Tensor.sum returns in acc_dtype if specified (#5012)

* Tensor.sum returns in acc_dtype if specified * skip PYTHON for now * revert that * relax that
2026-01-09 15:08:02 -05:00 · 2024-06-17 16:35:52 -04:00
parent 013c73c3b3
commit 4296507021
3 changed files with 16 additions and 3 deletions
--- a/test/test_dtype.py
+++ b/test/test_dtype.py
@@ -1,4 +1,4 @@
-import unittest, operator, subprocess
+import unittest, operator, subprocess, math
 import numpy as np
 import torch
 from typing import Any, List
@@ -544,6 +544,17 @@ class TestAutoCastType(unittest.TestCase):
    assert (Tensor([0, 1], dtype=dtypes.float32)).sum().dtype == dtypes.float32
    assert (Tensor([0, 1], dtype=dtypes.float64)).sum().dtype == dtypes.float64

+  @unittest.skipIf(Device.DEFAULT == "PYTHON", "TODO: support inf to half in PYTHON backend")
+  @unittest.skipUnless(is_dtype_supported(dtypes.float16), "need float16")
+  def test_sum_acc_dtype(self):
+    t = Tensor([40000, 40000], dtype=dtypes.float16)
+    # default float16 sum returns in float16, overflowed in this case
+    assert t.sum().dtype == dtypes.float16
+    assert math.isinf(t.sum().numpy().item())
+    # specifiying acc_dtype and it's not downcasted
+    assert t.sum(acc_dtype=dtypes.float32).dtype == dtypes.float32
+    np.testing.assert_allclose(t.sum(acc_dtype=dtypes.float32).numpy(), 80000)
+
  def test_mean(self):
    assert (Tensor([0, 1], dtype=dtypes.bool)).mean().dtype == dtypes.float32
    assert (Tensor([0, 1], dtype=dtypes.int8)).mean().dtype == dtypes.float32
--- a/test/test_nn.py
+++ b/test/test_nn.py
@@ -352,7 +352,7 @@ class TestNN(unittest.TestCase):
      z.sum().backward()
      torch_z.sum().backward(retain_graph=True)
      np.testing.assert_allclose(x.grad.numpy(), torch_x.grad.detach().numpy(), atol=1e-3, rtol=1e-3)
-      np.testing.assert_allclose(layer.weight.grad.numpy(), torch_layer.weight.grad.detach().numpy(), atol=1e-3, rtol=1e-3)
+      np.testing.assert_allclose(layer.weight.grad.numpy(), torch_layer.weight.grad.detach().numpy(), atol=2e-3, rtol=1e-3)
      np.testing.assert_allclose(layer.bias.grad.numpy(), torch_layer.bias.grad.detach().numpy(), atol=1e-3, rtol=1e-3)

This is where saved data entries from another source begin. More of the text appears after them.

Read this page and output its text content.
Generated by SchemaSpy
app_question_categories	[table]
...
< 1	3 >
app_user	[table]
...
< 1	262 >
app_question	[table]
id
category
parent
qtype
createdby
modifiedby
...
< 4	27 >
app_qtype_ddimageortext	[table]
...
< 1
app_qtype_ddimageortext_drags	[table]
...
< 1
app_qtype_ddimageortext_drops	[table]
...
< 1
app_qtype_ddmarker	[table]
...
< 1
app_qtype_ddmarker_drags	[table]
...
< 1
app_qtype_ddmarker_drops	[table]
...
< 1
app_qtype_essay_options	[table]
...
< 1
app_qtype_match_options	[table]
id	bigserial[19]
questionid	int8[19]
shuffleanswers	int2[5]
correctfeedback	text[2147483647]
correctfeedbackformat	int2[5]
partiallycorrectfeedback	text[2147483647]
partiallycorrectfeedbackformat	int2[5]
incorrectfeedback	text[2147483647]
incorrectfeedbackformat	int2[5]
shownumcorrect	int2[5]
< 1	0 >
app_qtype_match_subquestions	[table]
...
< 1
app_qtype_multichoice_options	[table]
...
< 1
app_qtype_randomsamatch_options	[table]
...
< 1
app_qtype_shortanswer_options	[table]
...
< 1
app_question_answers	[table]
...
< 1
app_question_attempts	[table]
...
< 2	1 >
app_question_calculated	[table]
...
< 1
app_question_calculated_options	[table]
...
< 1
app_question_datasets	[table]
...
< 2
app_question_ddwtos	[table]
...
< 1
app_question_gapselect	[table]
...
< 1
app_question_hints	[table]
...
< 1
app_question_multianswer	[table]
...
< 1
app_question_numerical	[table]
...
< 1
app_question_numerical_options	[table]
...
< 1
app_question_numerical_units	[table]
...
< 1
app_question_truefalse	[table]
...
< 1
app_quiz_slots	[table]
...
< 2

  def test_embedding(self):
--- a/tinygrad/tensor.py
+++ b/tinygrad/tensor.py
@@ -1285,7 +1285,8 @@ class Tensor:
    ```
    """
    ret = self.cast(acc_dtype or sum_acc_dtype(self.dtype))._reduce(F.Sum, axis, keepdim)
-    return ret.cast(self.dtype) if self.dtype in {dtypes.float16, dtypes.bfloat16} else ret
+    return ret.cast(self.dtype) if acc_dtype is None and self.dtype in (dtypes.float16, dtypes.bfloat16) else ret
+
  def max(self, axis=None, keepdim=False):
    """
    Returns the maximum value of the tensor along the specified axis or axes.
@@ -1308,6 +1309,7 @@ class Tensor:
    ```
    """
    return self._reduce(F.Max, axis, keepdim)
+
  def min(self, axis=None, keepdim=False):
    """
    Returns the minimum value of the tensor along the specified axis or axes.